How do you handle the proliferation of iPads and other Wifi Devices on the campus WLAN?


During the wireless design process you need to look at areas where you will have high client density. For example: auditoriums, dorm buildings, libraries, nursing stations, conference rooms, etc…

These areas will need additional access points to provide extra capacity. In our experience we have found an average of 30 clients per access point is safe for planning on an 802.11n WLAN.

This is an average based on typical applications and other usage factors. We suggest using access points with at least 2-3 radios per AP in these locations.
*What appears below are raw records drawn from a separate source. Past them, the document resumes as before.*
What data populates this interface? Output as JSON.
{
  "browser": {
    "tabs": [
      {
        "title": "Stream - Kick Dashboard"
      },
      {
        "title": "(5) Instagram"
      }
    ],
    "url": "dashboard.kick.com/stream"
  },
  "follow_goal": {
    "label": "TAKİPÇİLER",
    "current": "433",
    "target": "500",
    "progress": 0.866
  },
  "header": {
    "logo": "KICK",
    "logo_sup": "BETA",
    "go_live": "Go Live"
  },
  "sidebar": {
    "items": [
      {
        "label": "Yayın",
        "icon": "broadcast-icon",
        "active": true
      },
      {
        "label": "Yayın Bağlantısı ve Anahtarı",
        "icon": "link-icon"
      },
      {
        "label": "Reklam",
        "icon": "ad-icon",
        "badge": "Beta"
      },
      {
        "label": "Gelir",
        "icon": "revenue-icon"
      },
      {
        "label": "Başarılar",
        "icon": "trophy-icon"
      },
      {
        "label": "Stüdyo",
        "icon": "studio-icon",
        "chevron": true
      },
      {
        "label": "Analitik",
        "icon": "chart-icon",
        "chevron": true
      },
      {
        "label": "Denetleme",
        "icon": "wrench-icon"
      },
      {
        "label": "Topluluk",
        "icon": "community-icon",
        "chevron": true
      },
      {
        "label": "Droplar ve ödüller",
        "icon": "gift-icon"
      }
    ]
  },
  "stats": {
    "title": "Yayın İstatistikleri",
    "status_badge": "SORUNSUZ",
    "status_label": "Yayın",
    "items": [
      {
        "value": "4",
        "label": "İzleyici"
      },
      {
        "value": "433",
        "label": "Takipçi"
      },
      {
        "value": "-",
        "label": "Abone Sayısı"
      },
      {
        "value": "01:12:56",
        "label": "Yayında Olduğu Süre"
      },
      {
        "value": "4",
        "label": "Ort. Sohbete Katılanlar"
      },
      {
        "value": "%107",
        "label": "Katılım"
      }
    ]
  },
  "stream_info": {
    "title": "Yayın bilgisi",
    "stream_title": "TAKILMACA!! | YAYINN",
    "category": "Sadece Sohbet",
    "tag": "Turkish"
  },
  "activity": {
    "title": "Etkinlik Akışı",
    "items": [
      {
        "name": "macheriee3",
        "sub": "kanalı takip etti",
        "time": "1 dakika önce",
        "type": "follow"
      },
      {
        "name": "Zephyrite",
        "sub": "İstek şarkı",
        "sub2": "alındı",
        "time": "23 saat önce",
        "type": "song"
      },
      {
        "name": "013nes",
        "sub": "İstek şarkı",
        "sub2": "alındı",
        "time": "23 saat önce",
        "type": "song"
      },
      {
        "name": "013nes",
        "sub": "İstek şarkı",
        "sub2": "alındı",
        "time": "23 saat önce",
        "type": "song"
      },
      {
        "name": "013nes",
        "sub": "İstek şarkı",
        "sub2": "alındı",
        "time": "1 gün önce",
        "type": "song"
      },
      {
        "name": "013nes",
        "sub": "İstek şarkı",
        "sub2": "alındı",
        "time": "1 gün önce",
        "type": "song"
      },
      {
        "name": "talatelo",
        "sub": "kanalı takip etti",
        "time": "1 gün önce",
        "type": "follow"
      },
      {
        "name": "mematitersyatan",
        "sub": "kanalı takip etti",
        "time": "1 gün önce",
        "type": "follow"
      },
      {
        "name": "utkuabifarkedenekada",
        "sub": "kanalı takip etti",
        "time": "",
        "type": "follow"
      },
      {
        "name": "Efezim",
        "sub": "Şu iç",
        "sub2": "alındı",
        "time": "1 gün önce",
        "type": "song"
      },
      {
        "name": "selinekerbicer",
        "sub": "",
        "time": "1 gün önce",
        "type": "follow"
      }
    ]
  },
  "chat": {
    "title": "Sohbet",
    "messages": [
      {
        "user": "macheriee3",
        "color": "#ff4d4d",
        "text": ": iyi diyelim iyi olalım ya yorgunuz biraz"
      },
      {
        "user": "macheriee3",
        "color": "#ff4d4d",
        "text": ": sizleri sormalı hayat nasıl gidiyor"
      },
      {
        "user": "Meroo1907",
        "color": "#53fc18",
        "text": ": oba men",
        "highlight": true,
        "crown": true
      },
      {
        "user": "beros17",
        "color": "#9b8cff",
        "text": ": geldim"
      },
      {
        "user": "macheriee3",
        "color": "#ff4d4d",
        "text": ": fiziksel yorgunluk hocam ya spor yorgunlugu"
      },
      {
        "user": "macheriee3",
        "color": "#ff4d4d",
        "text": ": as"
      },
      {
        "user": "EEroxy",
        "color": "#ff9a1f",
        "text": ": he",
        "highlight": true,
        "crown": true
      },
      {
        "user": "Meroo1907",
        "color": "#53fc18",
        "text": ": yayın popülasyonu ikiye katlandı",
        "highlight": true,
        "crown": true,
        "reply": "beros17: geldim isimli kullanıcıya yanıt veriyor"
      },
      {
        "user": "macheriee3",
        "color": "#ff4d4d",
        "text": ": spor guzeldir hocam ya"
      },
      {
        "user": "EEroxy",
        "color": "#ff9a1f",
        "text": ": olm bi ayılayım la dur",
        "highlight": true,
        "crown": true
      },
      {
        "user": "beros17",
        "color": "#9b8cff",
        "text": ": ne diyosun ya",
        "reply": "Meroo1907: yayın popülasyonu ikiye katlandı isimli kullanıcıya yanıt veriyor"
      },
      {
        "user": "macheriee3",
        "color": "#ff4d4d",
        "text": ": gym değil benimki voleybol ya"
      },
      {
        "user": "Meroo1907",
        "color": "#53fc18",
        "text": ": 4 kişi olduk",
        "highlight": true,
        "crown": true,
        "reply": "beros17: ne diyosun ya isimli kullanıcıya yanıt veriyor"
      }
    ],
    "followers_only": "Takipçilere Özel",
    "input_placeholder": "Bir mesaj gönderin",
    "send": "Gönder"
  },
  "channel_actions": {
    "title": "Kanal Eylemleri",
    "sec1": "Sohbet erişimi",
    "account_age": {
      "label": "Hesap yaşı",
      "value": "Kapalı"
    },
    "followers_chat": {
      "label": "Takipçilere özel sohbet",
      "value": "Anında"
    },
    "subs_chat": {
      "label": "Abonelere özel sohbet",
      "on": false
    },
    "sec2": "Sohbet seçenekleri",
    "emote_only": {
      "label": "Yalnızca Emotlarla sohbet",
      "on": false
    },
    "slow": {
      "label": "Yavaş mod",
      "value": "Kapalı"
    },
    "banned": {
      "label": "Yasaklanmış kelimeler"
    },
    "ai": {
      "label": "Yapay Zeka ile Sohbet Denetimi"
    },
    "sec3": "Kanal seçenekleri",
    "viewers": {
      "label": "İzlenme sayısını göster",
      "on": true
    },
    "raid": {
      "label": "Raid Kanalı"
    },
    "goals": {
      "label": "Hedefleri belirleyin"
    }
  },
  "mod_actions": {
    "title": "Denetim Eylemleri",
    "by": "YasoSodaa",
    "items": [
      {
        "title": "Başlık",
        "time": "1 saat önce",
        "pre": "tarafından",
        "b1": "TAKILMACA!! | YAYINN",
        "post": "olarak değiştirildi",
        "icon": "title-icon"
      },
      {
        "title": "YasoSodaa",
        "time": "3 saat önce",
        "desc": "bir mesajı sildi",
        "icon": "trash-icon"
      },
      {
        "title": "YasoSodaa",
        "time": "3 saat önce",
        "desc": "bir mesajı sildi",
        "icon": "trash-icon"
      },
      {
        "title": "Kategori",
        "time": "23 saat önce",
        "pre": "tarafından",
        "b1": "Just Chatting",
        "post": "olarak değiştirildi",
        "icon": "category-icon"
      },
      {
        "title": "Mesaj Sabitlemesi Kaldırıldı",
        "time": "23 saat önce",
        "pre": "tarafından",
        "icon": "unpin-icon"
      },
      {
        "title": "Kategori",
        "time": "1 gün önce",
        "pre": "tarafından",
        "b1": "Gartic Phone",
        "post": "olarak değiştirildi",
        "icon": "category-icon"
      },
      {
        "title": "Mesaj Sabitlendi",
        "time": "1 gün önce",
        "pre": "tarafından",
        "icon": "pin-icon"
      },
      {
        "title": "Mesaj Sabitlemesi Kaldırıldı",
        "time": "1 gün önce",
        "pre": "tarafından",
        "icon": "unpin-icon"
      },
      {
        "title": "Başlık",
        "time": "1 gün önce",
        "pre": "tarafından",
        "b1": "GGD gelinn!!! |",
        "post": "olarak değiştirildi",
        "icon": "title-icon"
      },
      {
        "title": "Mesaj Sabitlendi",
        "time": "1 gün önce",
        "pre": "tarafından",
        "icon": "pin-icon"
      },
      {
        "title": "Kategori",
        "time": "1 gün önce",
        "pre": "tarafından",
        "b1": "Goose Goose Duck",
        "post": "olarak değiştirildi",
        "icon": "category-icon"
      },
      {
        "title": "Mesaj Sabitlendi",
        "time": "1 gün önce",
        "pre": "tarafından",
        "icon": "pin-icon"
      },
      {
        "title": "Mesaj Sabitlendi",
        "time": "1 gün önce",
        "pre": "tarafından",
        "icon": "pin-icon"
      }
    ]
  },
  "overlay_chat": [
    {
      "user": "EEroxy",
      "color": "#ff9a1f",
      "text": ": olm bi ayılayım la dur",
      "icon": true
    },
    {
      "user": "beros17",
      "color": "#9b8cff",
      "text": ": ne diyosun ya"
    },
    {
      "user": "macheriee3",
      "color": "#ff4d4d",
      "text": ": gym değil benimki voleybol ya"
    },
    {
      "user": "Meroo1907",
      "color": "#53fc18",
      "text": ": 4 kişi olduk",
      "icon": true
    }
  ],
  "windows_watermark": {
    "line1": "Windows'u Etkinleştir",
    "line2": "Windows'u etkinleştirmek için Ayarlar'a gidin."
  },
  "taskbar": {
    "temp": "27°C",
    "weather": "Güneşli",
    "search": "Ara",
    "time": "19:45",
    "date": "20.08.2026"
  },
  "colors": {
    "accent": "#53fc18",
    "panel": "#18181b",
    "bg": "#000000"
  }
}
The dual radio aspect provides options for more capacity.


Select a wireless lan system with the performance capabilities to handle the high density users and devices with the following set of features:

  1. Band Steering: This feature will seamlessly move clients that have 5GHz capability over to the 5Ghz radio on the access point in order to free up space on the 2.4GHz radio for clients constrained to that radio.

  2. Spectrum Load Balancing: Load balancing will move clients amongst AP’s and channels so that no one access point or channel is over burdened with clients.

  3. Spectrum Analysis: An integrated Spectrum Analysis function will mitigate interference and adjust to provide optimal client connectivity and throughput.

  4. Application Aware: The WLAN system needs to know what the applications are that are on the network. WiFi QOS (quality of service) can be applied dynamically to give voice, and video priority over standard data packets.

Hopefully we have given you some direction in planning for and choosing a wireless network so that you don’t feel like taking your five iron to that Executive’s iPad.